Steve Emerson might have had himself a lucrative career in law, or business, or investment banking, like so many of his fellow Ivy League graduates. He might have lived a comfortable life, constructed around convention and financial security.
He didn't go in that direction. He left Brown University in the late 1970s and headed for Washington, D.C., armed with edgy skepticism of authority and a desire to make a difference. He has made a big one.
After a stint on Capitol Hill and a few award-winning years in investigative journalism, Emerson wrote a groundbreaking expose of Saudi Arabia's vast leverage over corporate America, Washington public relations outfits and the nation's educational institutions, titled "The American House of Saud: The Secret Petrodollar Connection." The book launched Emerson's three decades as one of America's foremost experts on radical Islam, terrorism and shadowy Middle East funding of extremism here and abroad, during which he has written and spoken widely and, more importantly, done the courageous, laborious, frustrating work of calling bad, often dangerous, actors to account.
Twenty-three years ago, Emerson founded the Investigative Project on Terrorism, which investigates the funding and operations of extremist networks. It has been a reliable source for law enforcement agencies, congressional committees and others. His work has been appreciated not one bit by extremism's indulgers; Emerson has almost always been right, and when on occasion he hasn't been, his enemies, well-funded with big megaphones, have tried to take him down. Their failure to do so is testament to Emerson's inexhaustible energy, monumental resilience and unwillingness to be intimidated.
Emerson has been relentless about warning of radical Islam's designs on the West, and about the urgency of confronting those designs rather than looking the other way, or pretending they aren't real. He was famously prescient in predicting 9/11 years before it occurred, earning derision from the predictable quarters. In his 1993 PBS documentary "Terrorists Among Us: Jihad in America," he decried the popular pretense that that year's World Trade Center bombing was somehow a onetime deal. As far as the media was concerned, he said, "all this was (was) a spectacular news event that is over. Is it indeed over? The answer is: apparently not. A network of Muslim extremists is committed to jihad against America."

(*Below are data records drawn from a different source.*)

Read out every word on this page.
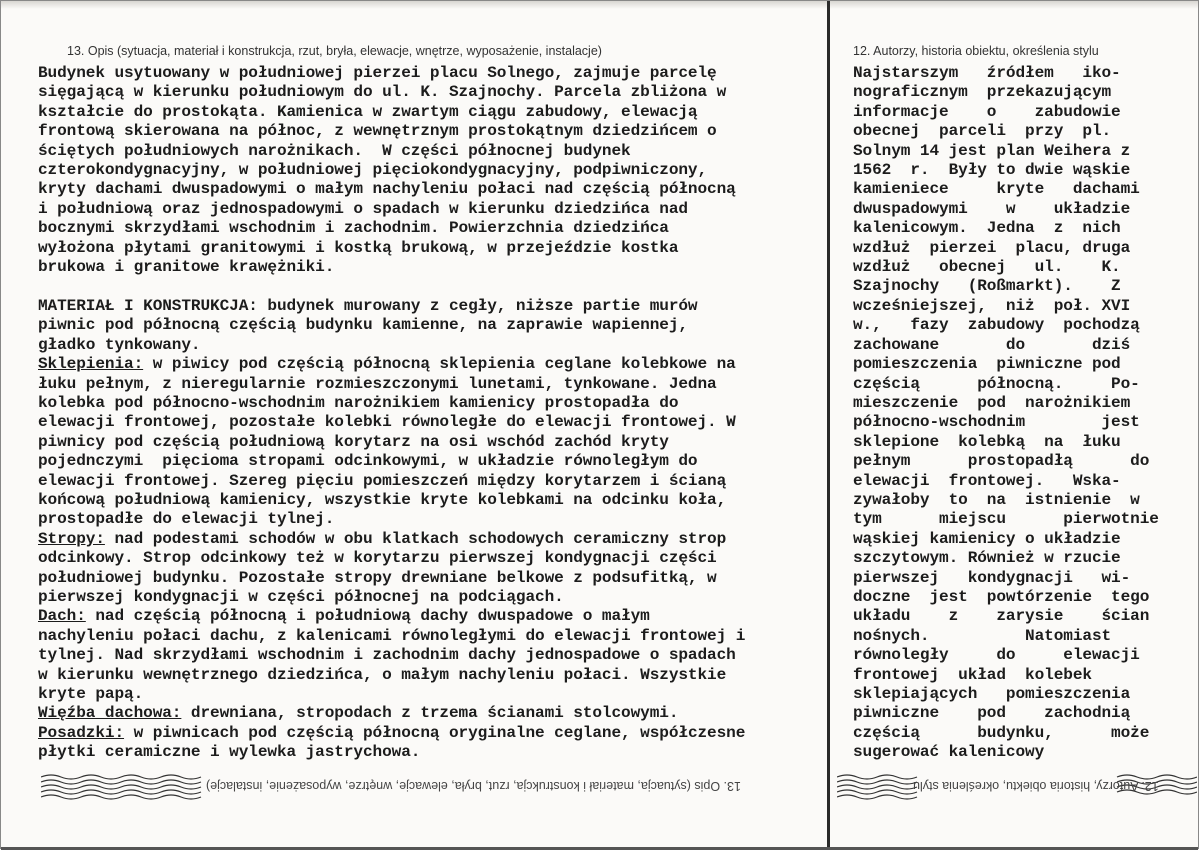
13. Opis (sytuacja, materiał i konstrukcja, rzut, bryła, elewacje, wnętrze, wyposażenie, instalacje)	12. Autorzy, historia obiektu, określenia stylu
Budynek usytuowany w południowej pierzei placu Solnego, zajmuje parcelę
sięgającą w kierunku południowym do ul. K. Szajnochy. Parcela zbliżona w
kształcie do prostokąta. Kamienica w zwartym ciągu zabudowy, elewacją
frontową skierowana na północ, z wewnętrznym prostokątnym dziedzińcem o
ściętych południowych narożnikach.  W części północnej budynek
czterokondygnacyjny, w południowej pięciokondygnacyjny, podpiwniczony,
kryty dachami dwuspadowymi o małym nachyleniu połaci nad częścią północną
i południową oraz jednospadowymi o spadach w kierunku dziedzińca nad
bocznymi skrzydłami wschodnim i zachodnim. Powierzchnia dziedzińca
wyłożona płytami granitowymi i kostką brukową, w przejeździe kostka
brukowa i granitowe krawężniki.

MATERIAŁ I KONSTRUKCJA: budynek murowany z cegły, niższe partie murów
piwnic pod północną częścią budynku kamienne, na zaprawie wapiennej,
gładko tynkowany.
Sklepienia: w piwicy pod częścią północną sklepienia ceglane kolebkowe na
łuku pełnym, z nieregularnie rozmieszczonymi lunetami, tynkowane. Jedna
kolebka pod północno-wschodnim narożnikiem kamienicy prostopadła do
elewacji frontowej, pozostałe kolebki równoległe do elewacji frontowej. W
piwnicy pod częścią południową korytarz na osi wschód zachód kryty
pojednczymi  pięcioma stropami odcinkowymi, w układzie równoległym do
elewacji frontowej. Szereg pięciu pomieszczeń między korytarzem i ścianą
końcową południową kamienicy, wszystkie kryte kolebkami na odcinku koła,
prostopadłe do elewacji tylnej.
Stropy: nad podestami schodów w obu klatkach schodowych ceramiczny strop
odcinkowy. Strop odcinkowy też w korytarzu pierwszej kondygnacji części
południowej budynku. Pozostałe stropy drewniane belkowe z podsufitką, w
pierwszej kondygnacji w części północnej na podciągach.
Dach: nad częścią północną i południową dachy dwuspadowe o małym
nachyleniu połaci dachu, z kalenicami równoległymi do elewacji frontowej i
tylnej. Nad skrzydłami wschodnim i zachodnim dachy jednospadowe o spadach
w kierunku wewnętrznego dziedzińca, o małym nachyleniu połaci. Wszystkie
kryte papą.
Więźba dachowa: drewniana, stropodach z trzema ścianami stolcowymi.
Posadzki: w piwnicach pod częścią północną oryginalne ceglane, współczesne
płytki ceramiczne i wylewka jastrychowa.
Najstarszym   źródłem   iko-
nograficznym  przekazującym
informacje    o    zabudowie
obecnej  parceli  przy  pl.
Solnym 14 jest plan Weihera z
1562  r.  Były to dwie wąskie
kamieniece     kryte   dachami
dwuspadowymi    w    układzie
kalenicowym.  Jedna  z  nich
wzdłuż  pierzei  placu, druga
wzdłuż   obecnej   ul.    K.
Szajnochy   (Roßmarkt).    Z
wcześniejszej,  niż  poł. XVI
w.,   fazy  zabudowy  pochodzą
zachowane       do       dziś
pomieszczenia  piwniczne pod
częścią      północną.     Po-
mieszczenie  pod  narożnikiem
północno-wschodnim        jest
sklepione  kolebką  na  łuku
pełnym      prostopadłą      do
elewacji  frontowej.   Wska-
zywałoby  to  na  istnienie  w
tym      miejscu      pierwotnie
wąskiej kamienicy o układzie
szczytowym. Również w rzucie
pierwszej   kondygnacji   wi-
doczne  jest  powtórzenie  tego
układu    z    zarysie    ścian
nośnych.          Natomiast
równoległy     do     elewacji
frontowej  układ  kolebek
sklepiających   pomieszczenia
piwniczne    pod    zachodnią
częścią      budynku,      może
sugerować kalenicowy
13. Opis (sytuacja, materiał i konstrukcja, rzut, bryła, elewacje, wnętrze, wyposażenie, instalacje)	12. Autorzy, historia obiektu, określenia stylu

In February 1998, he told the Senate Judiciary Committee, "The foreign terrorist threat in the United States is one of the most important issues we face. We now face the distinct possibility of mass civilian murder the likes of which have not been seen since World War II." Four months before 9/11 he wrote: "Al Qaeda is ... planning new attacks on the US ... Al Qaeda and other terrorist groups ... have silently declared war on the US; in turn, we must fight them as we would in a war."
Though Emerson himself would never endorse the comparison, he has been something of a modern-day Paul Revere, warning the West that radical Islam was not only coming, but already here. Unlike Revere, however, Emerson has sometimes found himself vilified by those he was attempting to warn. The vilification has typically originated with a kind of Islamism lobby, funded by Middle Eastern entities and their allies, who have had a pronounced self-interest in shutting off any spotlight on the spread of extremist ideology and the tactics of those responsible for it. Whether it has been death threats or lawsuits leveled against him, or defamation of him, Emerson has declined to be cowed.

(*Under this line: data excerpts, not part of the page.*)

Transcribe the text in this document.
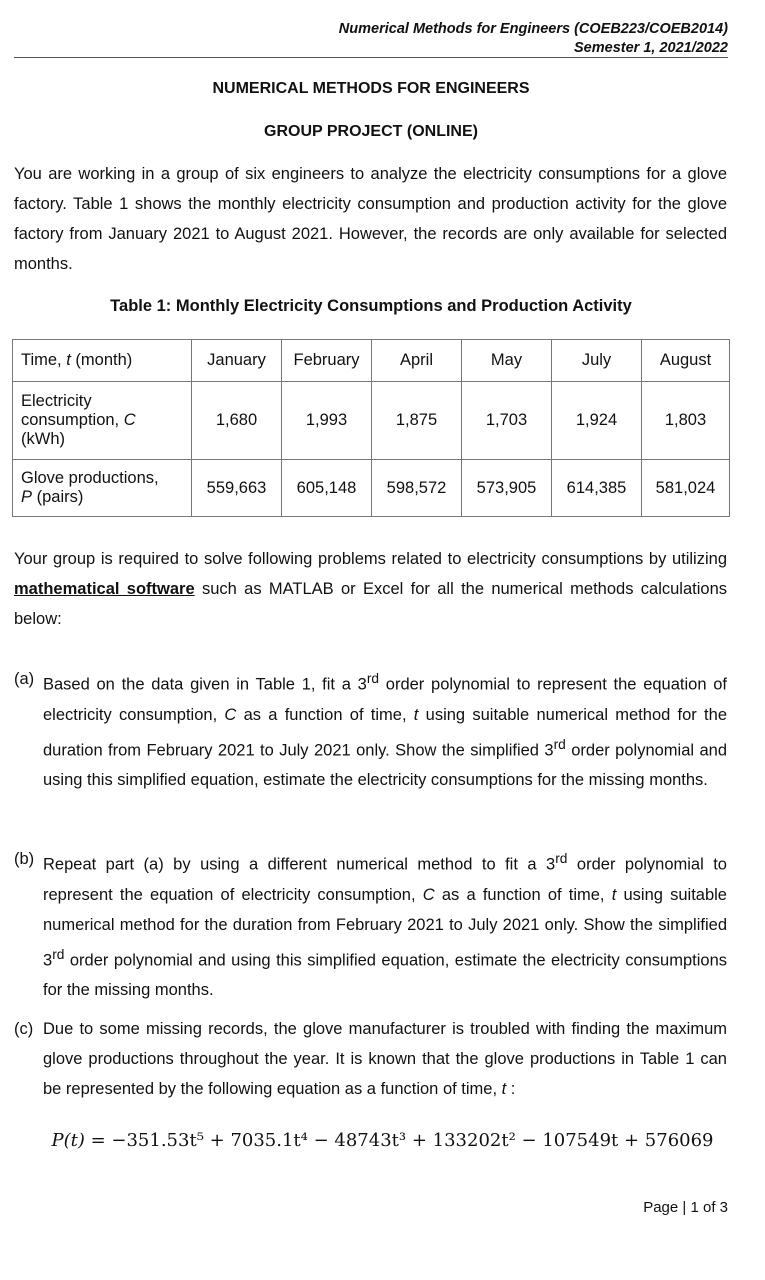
Numerical Methods for Engineers (COEB223/COEB2014)
Semester 1, 2021/2022
NUMERICAL METHODS FOR ENGINEERS
GROUP PROJECT (ONLINE)
You are working in a group of six engineers to analyze the electricity consumptions for a glove factory. Table 1 shows the monthly electricity consumption and production activity for the glove factory from January 2021 to August 2021. However, the records are only available for selected months.
Table 1: Monthly Electricity Consumptions and Production Activity
Time, t (month)	January	February	April	May	July	August

Electricity
consumption, C
(kWh)	1,680	1,993	1,875	1,703	1,924	1,803

Glove productions,
P (pairs)	559,663	605,148	598,572	573,905	614,385	581,024
Your group is required to solve following problems related to electricity consumptions by utilizing mathematical software such as MATLAB or Excel for all the numerical methods calculations below:
(a) Based on the data given in Table 1, fit a 3rd order polynomial to represent the equation of electricity consumption, C as a function of time, t using suitable numerical method for the duration from February 2021 to July 2021 only. Show the simplified 3rd order polynomial and using this simplified equation, estimate the electricity consumptions for the missing months.
(b) Repeat part (a) by using a different numerical method to fit a 3rd order polynomial to represent the equation of electricity consumption, C as a function of time, t using suitable numerical method for the duration from February 2021 to July 2021 only. Show the simplified 3rd order polynomial and using this simplified equation, estimate the electricity consumptions for the missing months.
(c) Due to some missing records, the glove manufacturer is troubled with finding the maximum glove productions throughout the year. It is known that the glove productions in Table 1 can be represented by the following equation as a function of time, t :
P(t) = −351.53t⁵ + 7035.1t⁴ − 48743t³ + 133202t² − 107549t + 576069
Page | 1 of 3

"It is from numberless acts of courage and belief," said Robert Kennedy, one of Emerson's heroes, in a speech delivered at the University of Cape Town in 1966, "that human history is shaped." In ways he could not have imagined when he left graduate school for the nation's capital some 40 years ago, Steve Emerson's acts of courage and belief have had a very big impact indeed, one which should fill him with satisfaction and pride.
Jeff Robbins is a Boston attorney and former U.S. delegate to the United Nations Human Rights Commission.